Cierpię, myśląc o cierpieniu niewinnych, powtarzam. Ale za to, do czego nie przyłożyłem łapki, odpowiedzialny dalej się nie czuję, i dalej z moją ułomną, a i tak dla mnie najlepszą cywilizacją Kota Zachodu, utożsamiam się bez reszty.
Admirał Stephen Decatur, Amerykanin, przez Horatia Nelsona uznany za jednego z najodważniejszych wśród odważnych wojowników swej epoki (po brawurowej akcji wysadzenia w powietrze uwięzionej w Trypolisie USS "Philadelphia", prawie sto lat po fakcie tak dramatycznie uwiecznionej na obrazie Edwarda Morana), wygłosił kiedyś w Waszyngtonie toast, w którym znalazły się słynne, powtarzane potem wielokrotnie i modyfikowane słowa: "Our Country!
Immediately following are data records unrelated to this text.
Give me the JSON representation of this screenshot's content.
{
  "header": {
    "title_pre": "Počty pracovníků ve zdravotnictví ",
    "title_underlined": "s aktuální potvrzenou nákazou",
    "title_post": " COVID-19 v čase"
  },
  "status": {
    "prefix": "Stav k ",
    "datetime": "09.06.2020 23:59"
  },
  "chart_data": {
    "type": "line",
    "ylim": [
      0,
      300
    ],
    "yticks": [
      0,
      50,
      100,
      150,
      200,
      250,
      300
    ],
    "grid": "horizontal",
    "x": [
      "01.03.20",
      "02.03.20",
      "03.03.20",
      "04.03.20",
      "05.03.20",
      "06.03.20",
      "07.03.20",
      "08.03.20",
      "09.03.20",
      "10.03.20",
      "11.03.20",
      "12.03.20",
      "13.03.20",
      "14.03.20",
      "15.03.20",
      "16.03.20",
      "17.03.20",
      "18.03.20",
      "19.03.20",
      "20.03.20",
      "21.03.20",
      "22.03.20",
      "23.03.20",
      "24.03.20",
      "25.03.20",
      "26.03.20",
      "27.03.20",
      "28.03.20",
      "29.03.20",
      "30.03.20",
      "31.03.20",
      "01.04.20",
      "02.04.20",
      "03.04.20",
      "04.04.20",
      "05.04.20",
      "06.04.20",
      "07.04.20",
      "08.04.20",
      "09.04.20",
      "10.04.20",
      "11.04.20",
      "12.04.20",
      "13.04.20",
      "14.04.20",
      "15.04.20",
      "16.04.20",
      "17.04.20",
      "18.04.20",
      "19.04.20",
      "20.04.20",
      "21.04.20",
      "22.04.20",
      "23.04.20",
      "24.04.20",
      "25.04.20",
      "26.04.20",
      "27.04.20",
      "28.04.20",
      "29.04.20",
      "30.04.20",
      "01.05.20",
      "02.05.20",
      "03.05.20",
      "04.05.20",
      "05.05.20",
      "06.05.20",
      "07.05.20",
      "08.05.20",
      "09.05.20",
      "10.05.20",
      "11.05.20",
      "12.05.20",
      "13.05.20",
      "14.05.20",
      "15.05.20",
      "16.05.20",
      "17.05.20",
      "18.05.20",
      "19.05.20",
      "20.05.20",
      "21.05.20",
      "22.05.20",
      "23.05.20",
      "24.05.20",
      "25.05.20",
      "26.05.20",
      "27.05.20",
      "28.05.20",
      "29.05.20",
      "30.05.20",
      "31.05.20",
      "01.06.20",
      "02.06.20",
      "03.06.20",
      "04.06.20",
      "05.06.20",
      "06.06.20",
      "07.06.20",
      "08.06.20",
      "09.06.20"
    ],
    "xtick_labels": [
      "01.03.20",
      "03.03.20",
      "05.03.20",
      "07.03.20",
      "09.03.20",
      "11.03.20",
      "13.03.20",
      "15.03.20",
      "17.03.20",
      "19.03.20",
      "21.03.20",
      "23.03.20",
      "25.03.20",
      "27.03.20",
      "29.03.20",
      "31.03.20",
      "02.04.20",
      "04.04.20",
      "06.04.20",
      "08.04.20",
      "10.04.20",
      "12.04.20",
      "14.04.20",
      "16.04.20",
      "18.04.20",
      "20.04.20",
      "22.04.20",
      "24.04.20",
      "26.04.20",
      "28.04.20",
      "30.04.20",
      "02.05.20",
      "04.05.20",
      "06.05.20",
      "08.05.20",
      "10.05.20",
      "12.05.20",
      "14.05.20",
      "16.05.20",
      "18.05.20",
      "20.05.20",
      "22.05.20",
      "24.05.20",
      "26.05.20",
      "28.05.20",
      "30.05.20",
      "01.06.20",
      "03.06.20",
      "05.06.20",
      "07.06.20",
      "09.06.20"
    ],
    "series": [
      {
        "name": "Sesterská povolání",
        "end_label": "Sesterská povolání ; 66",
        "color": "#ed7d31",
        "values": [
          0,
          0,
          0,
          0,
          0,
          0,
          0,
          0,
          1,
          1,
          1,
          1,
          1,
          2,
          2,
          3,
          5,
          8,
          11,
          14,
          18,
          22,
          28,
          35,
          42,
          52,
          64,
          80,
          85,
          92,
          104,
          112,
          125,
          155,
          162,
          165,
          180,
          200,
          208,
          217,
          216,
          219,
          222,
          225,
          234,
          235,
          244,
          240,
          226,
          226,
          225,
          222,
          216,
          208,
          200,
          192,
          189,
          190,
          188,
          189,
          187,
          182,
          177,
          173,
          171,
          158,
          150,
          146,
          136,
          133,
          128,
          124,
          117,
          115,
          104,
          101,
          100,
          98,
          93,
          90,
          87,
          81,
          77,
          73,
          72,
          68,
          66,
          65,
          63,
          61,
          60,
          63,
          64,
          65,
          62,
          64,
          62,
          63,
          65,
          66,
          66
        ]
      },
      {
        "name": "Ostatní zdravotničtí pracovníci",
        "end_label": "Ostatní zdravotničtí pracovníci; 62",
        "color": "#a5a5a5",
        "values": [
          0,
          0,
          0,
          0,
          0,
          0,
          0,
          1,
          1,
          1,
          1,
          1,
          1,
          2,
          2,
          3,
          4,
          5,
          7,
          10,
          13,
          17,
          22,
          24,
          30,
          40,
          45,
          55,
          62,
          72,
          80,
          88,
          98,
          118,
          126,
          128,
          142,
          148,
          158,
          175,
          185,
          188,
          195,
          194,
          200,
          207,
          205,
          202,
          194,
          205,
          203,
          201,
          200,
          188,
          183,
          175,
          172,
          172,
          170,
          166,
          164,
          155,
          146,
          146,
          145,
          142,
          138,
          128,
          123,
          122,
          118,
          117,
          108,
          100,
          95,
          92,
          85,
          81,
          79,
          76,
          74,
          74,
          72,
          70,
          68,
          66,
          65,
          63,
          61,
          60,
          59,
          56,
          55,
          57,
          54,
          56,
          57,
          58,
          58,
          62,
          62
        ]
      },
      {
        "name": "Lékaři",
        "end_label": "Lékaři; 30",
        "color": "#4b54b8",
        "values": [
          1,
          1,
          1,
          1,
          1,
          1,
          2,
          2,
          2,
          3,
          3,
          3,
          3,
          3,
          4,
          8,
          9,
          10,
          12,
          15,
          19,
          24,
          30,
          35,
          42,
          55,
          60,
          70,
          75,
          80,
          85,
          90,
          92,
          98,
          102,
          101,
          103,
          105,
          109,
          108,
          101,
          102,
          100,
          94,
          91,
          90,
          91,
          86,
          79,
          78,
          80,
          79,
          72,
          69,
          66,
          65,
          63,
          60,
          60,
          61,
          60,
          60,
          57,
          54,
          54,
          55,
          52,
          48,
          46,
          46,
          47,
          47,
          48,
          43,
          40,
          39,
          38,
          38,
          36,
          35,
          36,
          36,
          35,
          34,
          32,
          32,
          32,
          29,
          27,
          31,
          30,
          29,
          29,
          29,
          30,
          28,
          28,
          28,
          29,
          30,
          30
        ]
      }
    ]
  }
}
In her intercourse with foreign nations may she always be in the right; but right or wrong, our country!". Historia zapamiętała je w krótszej wersji - right or wrong: my country, po polsku tłumaczone zwykle tak: "ma rację, czy nie, jednak to mój kraj".
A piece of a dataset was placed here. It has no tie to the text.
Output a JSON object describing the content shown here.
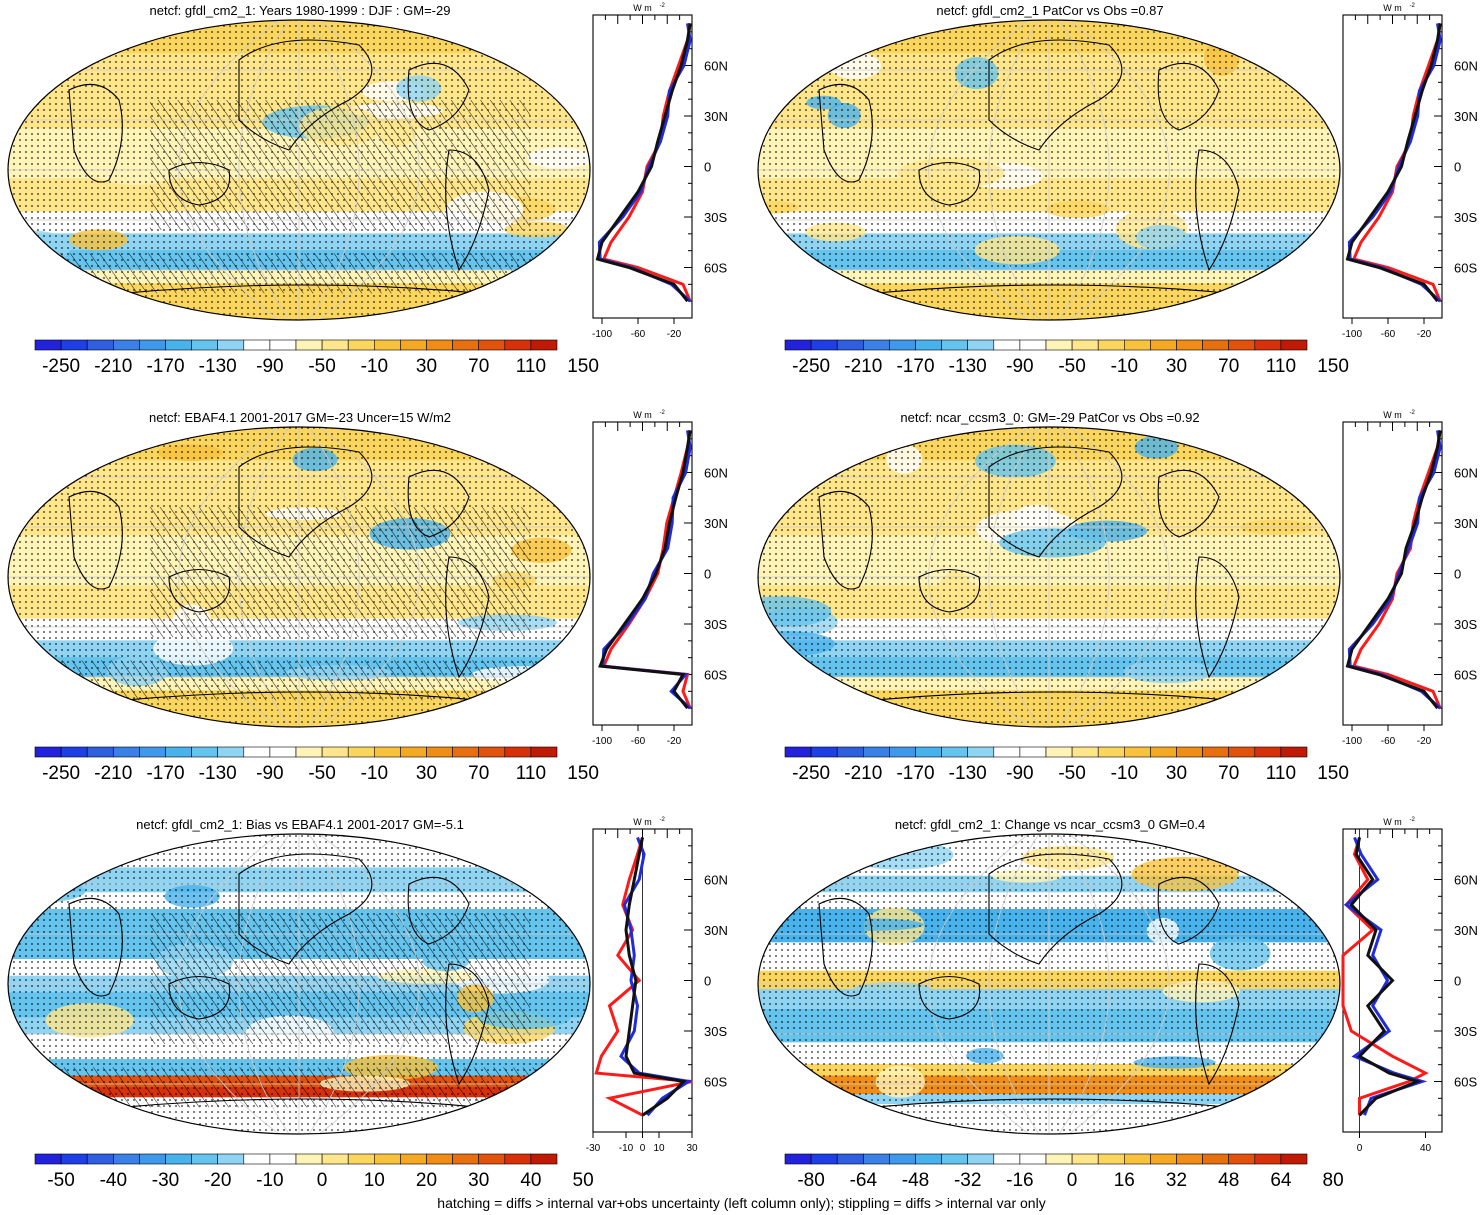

Warto pamiętać te słowa, bo one są kwintensencją patriotyzmu, patriotyzmu rozumianego jako wierność wspólnocie, z której się wywodzimy. Są też kwintensencją honoru i rozumienia obowiązku przyznawania się do własnego dziedzictwa i własnej kulturowej tożsamości.
Idąc dalej i rozszerzając pojęcie country na cywilizację, do której nasz kraj należy, na krąg kulturowy, z którego się wywodzimy, ja, Myszulek Kot, nie waham się powiedzieć: dobra czy zła, ma rację we wszystkim, czy w wielu wypadkach jej nie ma, jednak to moja cywilizacja, pamiętam o tym, co niesie dobrego, nie zapominam o tym, co było w niej złe.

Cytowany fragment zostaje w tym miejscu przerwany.